Online Selective Conformal Prediction with Asymmetric Rules: A Permutation Test Approach

TL;DR

This paper introduces PEMI, a permutation-based framework for online selective conformal prediction that guarantees valid coverage under asymmetric selection rules, extending existing methods to more complex, real-world scenarios.

Contribution

PEMI provides a general, permutation-based approach for online conformal prediction with arbitrary asymmetric selection mechanisms, ensuring finite-sample coverage and accommodating various online rules.

Findings

PEMI achieves exact coverage under standard conditions.

The method extends to multiple test samples and complex selection rules.

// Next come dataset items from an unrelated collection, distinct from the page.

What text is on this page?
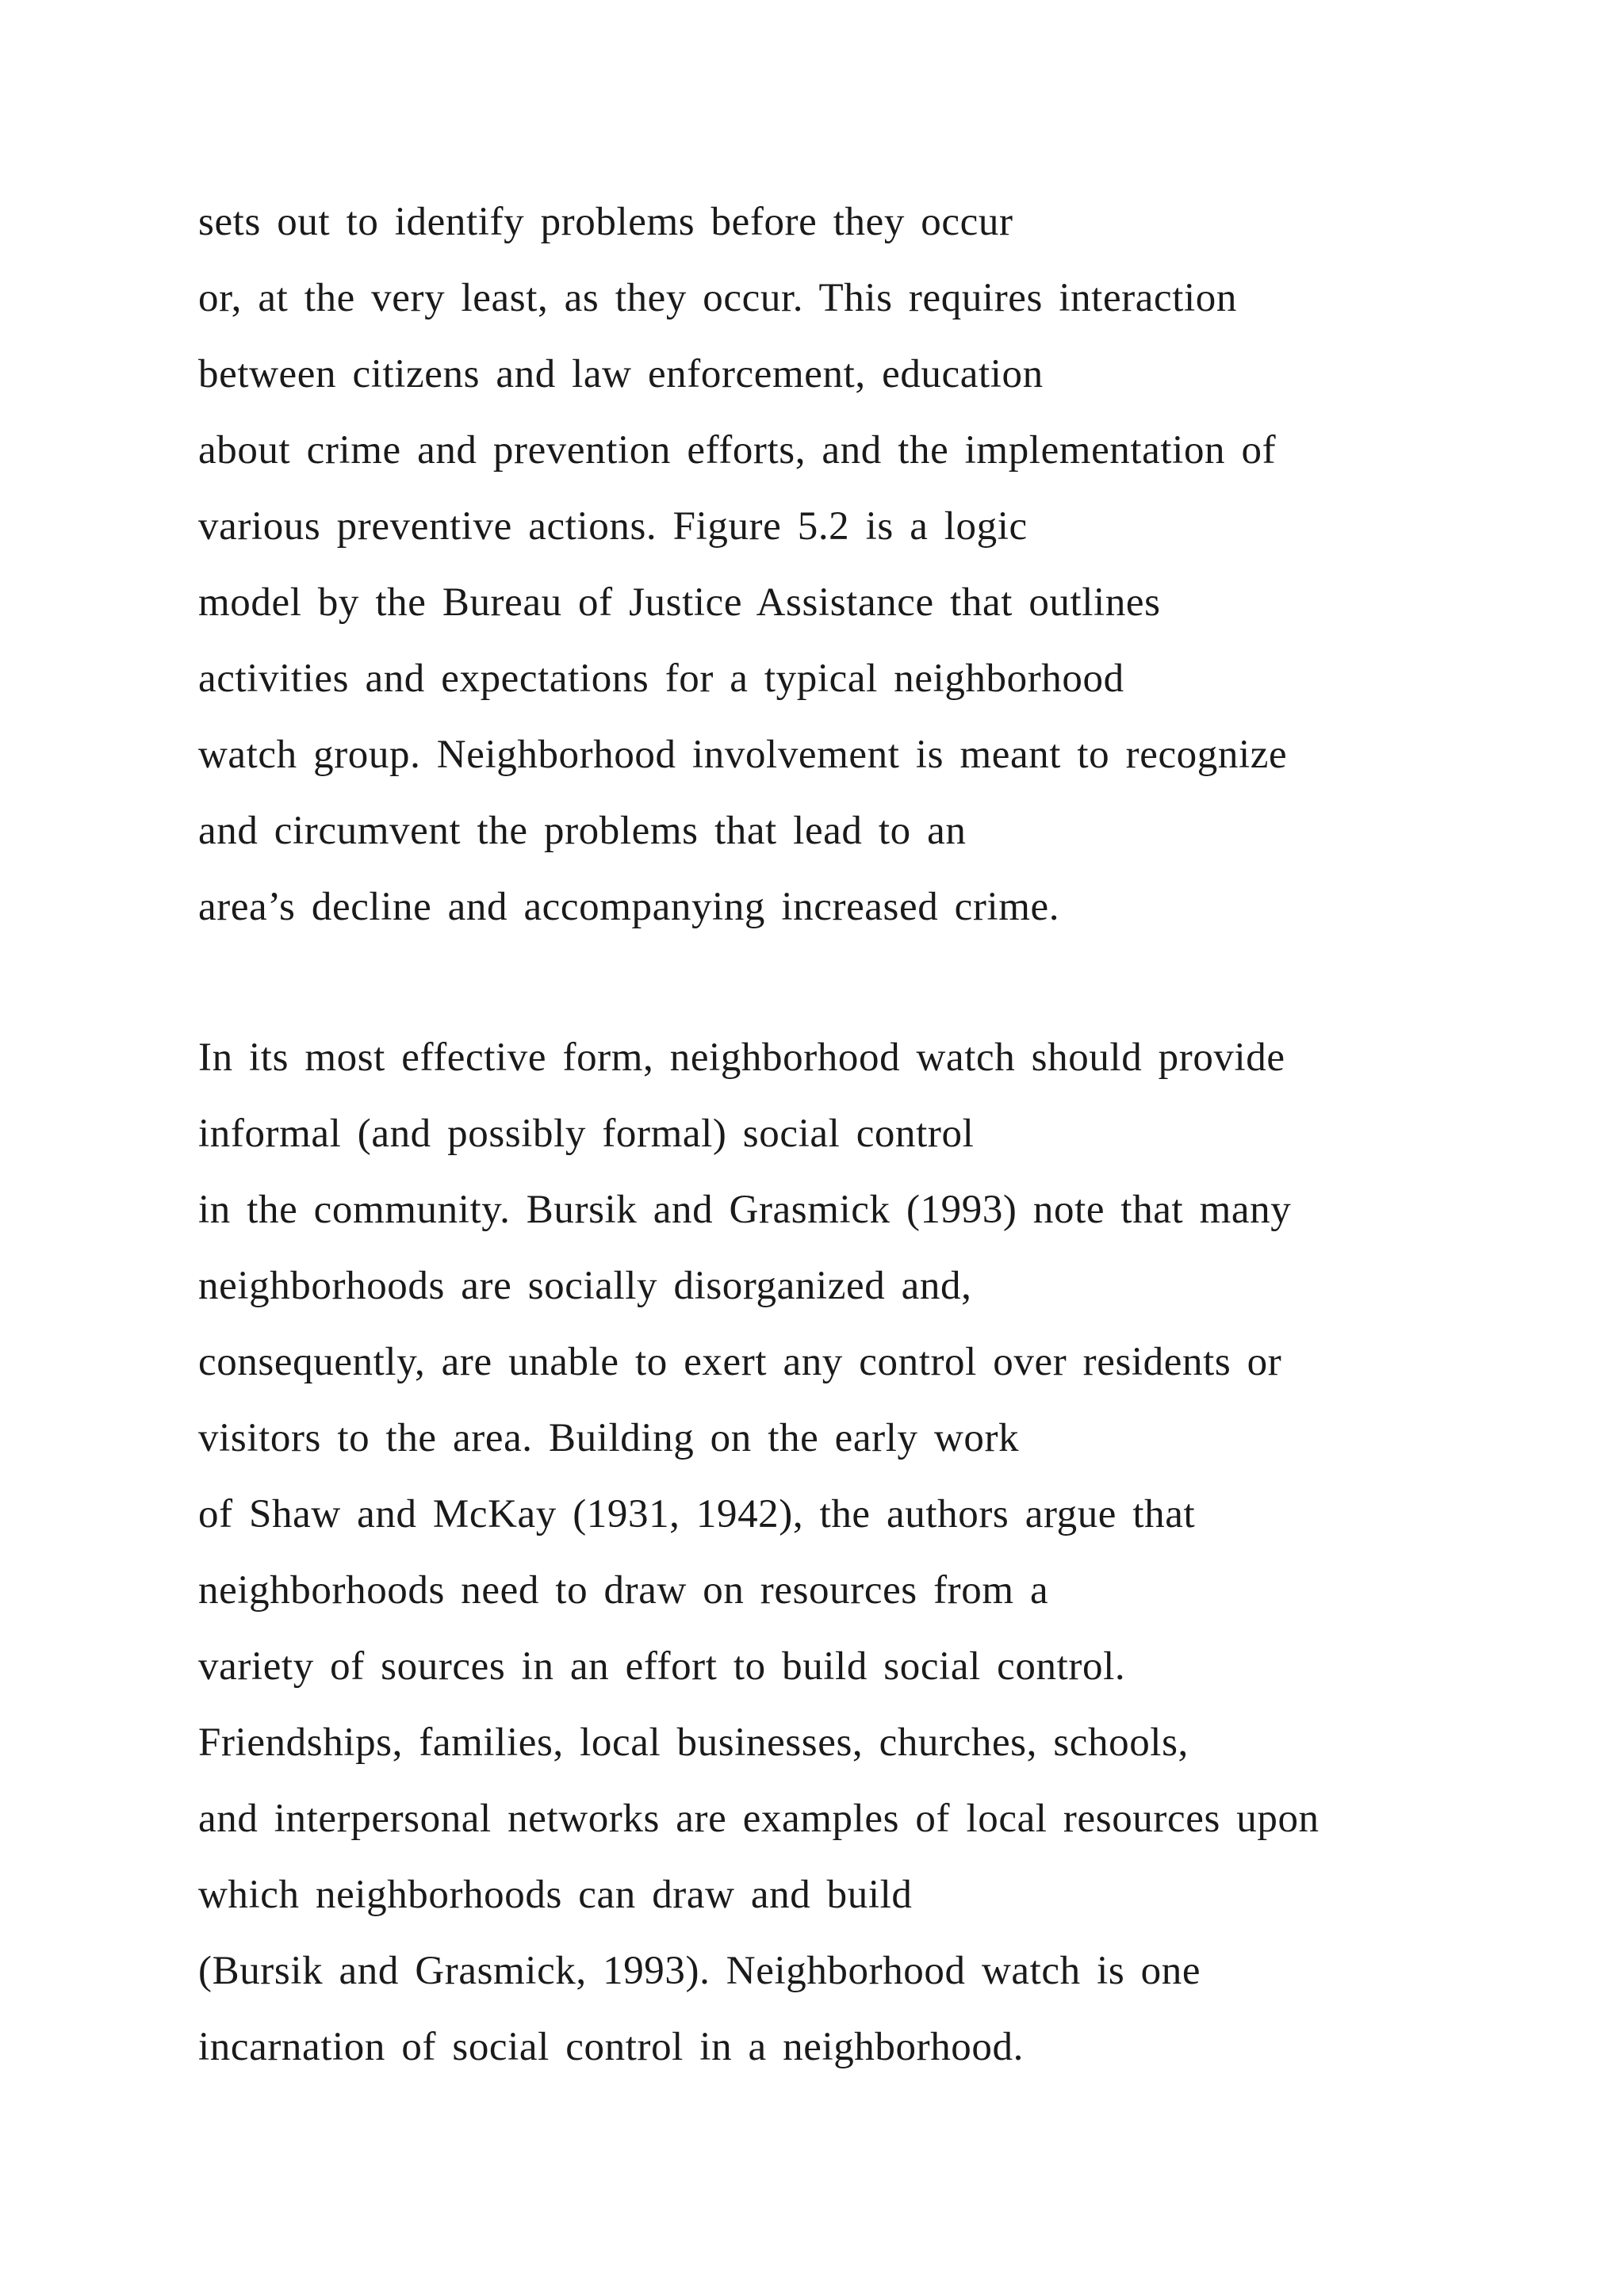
sets out to identify problems before they occur
or, at the very least, as they occur. This requires interaction
between citizens and law enforcement, education
about crime and prevention efforts, and the implementation of
various preventive actions. Figure 5.2 is a logic
model by the Bureau of Justice Assistance that outlines
activities and expectations for a typical neighborhood
watch group. Neighborhood involvement is meant to recognize
and circumvent the problems that lead to an
area’s decline and accompanying increased crime.
In its most effective form, neighborhood watch should provide
informal (and possibly formal) social control
in the community. Bursik and Grasmick (1993) note that many
neighborhoods are socially disorganized and,
consequently, are unable to exert any control over residents or
visitors to the area. Building on the early work
of Shaw and McKay (1931, 1942), the authors argue that
neighborhoods need to draw on resources from a
variety of sources in an effort to build social control.
Friendships, families, local businesses, churches, schools,
and interpersonal networks are examples of local resources upon
which neighborhoods can draw and build
(Bursik and Grasmick, 1993). Neighborhood watch is one
incarnation of social control in a neighborhood.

Demonstrated effectiveness on drug discovery data and simulations.

Abstract

Selective conformal prediction aims to construct prediction sets with valid coverage for a test unit conditional on it being selected by a data-driven mechanism. While existing methods in the offline setting handle any selection mechanism that is permutation invariant to the labeled data, their extension to the online setting -- where data arrives sequentially and later decisions depend on earlier ones -- is challenged by the fact that the selection mechanism is naturally asymmetric. As such, existing methods only address a limited collection of selection mechanisms. In this paper, we propose PErmutation-based Mondrian Conformal Inference (PEMI), a general permutation-based framework for selective conformal prediction with arbitrary asymmetric selection rules. Motivated by full and Mondrian conformal prediction, PEMI identifies all permutations of the observed data (or a Monte-Carlo subset thereof) that lead to the same selection event, and calibrates a prediction set using conformity scores over this selection-preserving reference set. Under standard exchangeability conditions, our prediction sets achieve finite-sample exact selection-conditional coverage for any asymmetric selection mechanism and any prediction model. PEMI naturally incorporates additional offline labeled data, extends to selection mechanisms with multiple test samples, and achieves FCR control with fine-grained selection taxonomies. We further work out several efficient instantiations for commonly-used online selection rules, including covariate-based rules, conformal p/e-values-based procedures, and selection based on earlier outcomes. Finally, we demonstrate the efficacy of our methods across various selection rules on a real drug discovery dataset and investigate their performance via simulations.